İsrail’in Büyük İsrail hedefine ulaşabilmesi için ABD, Arap ve İslam devletlerini tehdit ve teşviklerle sıkıştırarak klasik bir böl-yönet stratejisi izliyor. Diğer ülkeler ABD-İsrail taleplerine direndiğinde, kritik teknolojilerden kopuyorlar, Dünya Bankası ve IMF finansmanına erişimlerini kaybediyorlar ve ABD askeri üslerinin mevcut olduğu ülkelerde bile İsrail bombardımanına maruz kalıyorlar. ABD gerçek bir koruma sunmuyor; daha ziyade, ABD nüfuzunun mevcut olduğu ülkelerden tavizler kopararak bir koruma şantajı düzenliyor. Bu gasp, küresel toplum bu tür taktiklere karşı çıkana ve gerçek Filistin egemenliği ve ABD ile İsrail’in uluslararası hukuka bağlılığı konusunda ısrar edene kadar devam edecek.

Filistin, ABD ve İsrail manevralarının sonsuz kurbanı olmaya devam ediyor. Sonuçlar sadece doğrudan soykırıma maruz kalan Filistin için değil, Arap dünyası ve ötesi için de yıkıcıdır. İsrail ve ABD şu anda Afrika Boynuzu (Libya, Sudan, Somali), Doğu Akdeniz (Lübnan, Suriye), Körfez bölgesi (Yemen) ve Batı Asya’da (Irak, İran) açık veya örtülü olarak savaş halinde.

Eğer BMGK, BM Şartı’na göre gerçek güvenliği sağlayacaksa, ABD’nin baskılarına boyun eğmemeli ve uluslararası hukuk doğrultusunda kararlı bir şekilde hareket etmelidir. Gerçek anlamda barışa yönelik bir karar dört hayati noktayı içermelidir. İlk olarak, ABD’nin vetosunu kaldırmasıyla Filistin Devleti’ni egemen bir BM üyesi devlet olarak karşılamalı. İkincisi, 1967 sınırlarına göre Filistin Devleti ile İsrail’in toprak bütünlüğünü korumalıdır. Üçüncüsü, Müslüman çoğunluğa sahip ülkelerden oluşturulacak, BM Güvenlik Konseyi’nin görevlendireceği bir koruma gücü oluşturmalıdır. Dördüncüsü, tüm savaşan devlet dışı kuruluşların finansmanının kesilmesini ve silahsızlandırılmasını içermeli ve İsrail ile Filistin’in karşılıklı güvenliğini sağlamalıdır.

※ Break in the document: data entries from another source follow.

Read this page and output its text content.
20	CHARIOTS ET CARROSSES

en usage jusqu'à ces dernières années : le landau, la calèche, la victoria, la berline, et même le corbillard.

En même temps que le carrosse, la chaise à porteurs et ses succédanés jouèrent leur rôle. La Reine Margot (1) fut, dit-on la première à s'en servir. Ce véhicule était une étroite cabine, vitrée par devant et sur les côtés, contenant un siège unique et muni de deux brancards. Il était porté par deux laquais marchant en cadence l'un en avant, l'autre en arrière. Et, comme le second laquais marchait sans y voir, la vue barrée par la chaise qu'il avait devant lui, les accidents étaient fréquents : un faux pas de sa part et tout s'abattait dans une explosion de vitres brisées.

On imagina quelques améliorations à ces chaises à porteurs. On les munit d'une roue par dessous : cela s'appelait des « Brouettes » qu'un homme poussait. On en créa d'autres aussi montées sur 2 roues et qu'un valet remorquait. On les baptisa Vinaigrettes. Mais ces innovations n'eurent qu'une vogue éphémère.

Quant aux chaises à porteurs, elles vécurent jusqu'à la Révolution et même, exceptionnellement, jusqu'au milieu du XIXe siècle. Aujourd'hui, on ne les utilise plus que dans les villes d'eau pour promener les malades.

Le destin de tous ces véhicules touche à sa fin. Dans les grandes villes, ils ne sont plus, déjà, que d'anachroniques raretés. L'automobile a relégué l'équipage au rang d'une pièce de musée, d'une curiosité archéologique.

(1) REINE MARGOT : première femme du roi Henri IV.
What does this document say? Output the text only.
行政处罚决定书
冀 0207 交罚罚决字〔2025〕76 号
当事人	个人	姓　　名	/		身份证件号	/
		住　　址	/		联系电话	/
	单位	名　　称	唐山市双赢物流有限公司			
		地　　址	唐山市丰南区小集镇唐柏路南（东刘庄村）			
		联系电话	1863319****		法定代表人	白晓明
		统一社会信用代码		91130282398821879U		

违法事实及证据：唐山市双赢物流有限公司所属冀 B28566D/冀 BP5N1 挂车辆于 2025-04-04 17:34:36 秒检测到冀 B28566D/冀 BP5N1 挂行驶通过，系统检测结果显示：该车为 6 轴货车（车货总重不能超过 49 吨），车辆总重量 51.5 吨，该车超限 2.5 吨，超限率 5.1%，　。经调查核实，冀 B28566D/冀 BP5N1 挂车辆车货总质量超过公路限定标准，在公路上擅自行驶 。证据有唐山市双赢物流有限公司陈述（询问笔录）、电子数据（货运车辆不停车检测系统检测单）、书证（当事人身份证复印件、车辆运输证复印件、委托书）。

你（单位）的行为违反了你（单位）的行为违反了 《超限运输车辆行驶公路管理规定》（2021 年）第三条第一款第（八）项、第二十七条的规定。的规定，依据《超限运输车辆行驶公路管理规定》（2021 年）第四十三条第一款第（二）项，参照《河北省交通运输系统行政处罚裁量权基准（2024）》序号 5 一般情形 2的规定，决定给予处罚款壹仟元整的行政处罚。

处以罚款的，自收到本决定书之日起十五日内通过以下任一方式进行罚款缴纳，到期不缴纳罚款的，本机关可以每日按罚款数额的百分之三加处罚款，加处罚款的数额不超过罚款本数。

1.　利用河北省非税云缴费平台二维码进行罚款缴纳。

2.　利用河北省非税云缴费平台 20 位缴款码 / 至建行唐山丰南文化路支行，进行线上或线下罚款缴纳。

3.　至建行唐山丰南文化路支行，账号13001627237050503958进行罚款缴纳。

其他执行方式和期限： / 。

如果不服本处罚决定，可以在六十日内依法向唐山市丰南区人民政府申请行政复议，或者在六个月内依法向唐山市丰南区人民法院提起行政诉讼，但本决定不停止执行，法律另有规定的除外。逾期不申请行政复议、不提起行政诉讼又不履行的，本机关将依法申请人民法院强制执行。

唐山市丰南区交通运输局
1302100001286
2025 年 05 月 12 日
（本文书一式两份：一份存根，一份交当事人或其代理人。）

İki devletli çözüm gerçek barışla ilgilidir; Filistin’deki siyasi katliam ve soykırımla ya da militanların İsrail’e yönelik devam eden saldırılarıyla değil. Artık hem Filistinlilerin hem de İsraillilerin güvende olmasının ve ABD ile İsrail’in, Filistin halkını kalıcı olarak yönetme yönündeki zalim yanılsamasından vazgeçmesinin zamanı geldi.

Bu makalede ifade edilen görüşler yazarlara aittir ve Al Jazeera’nin yayın politikasını yansıtmayabilir.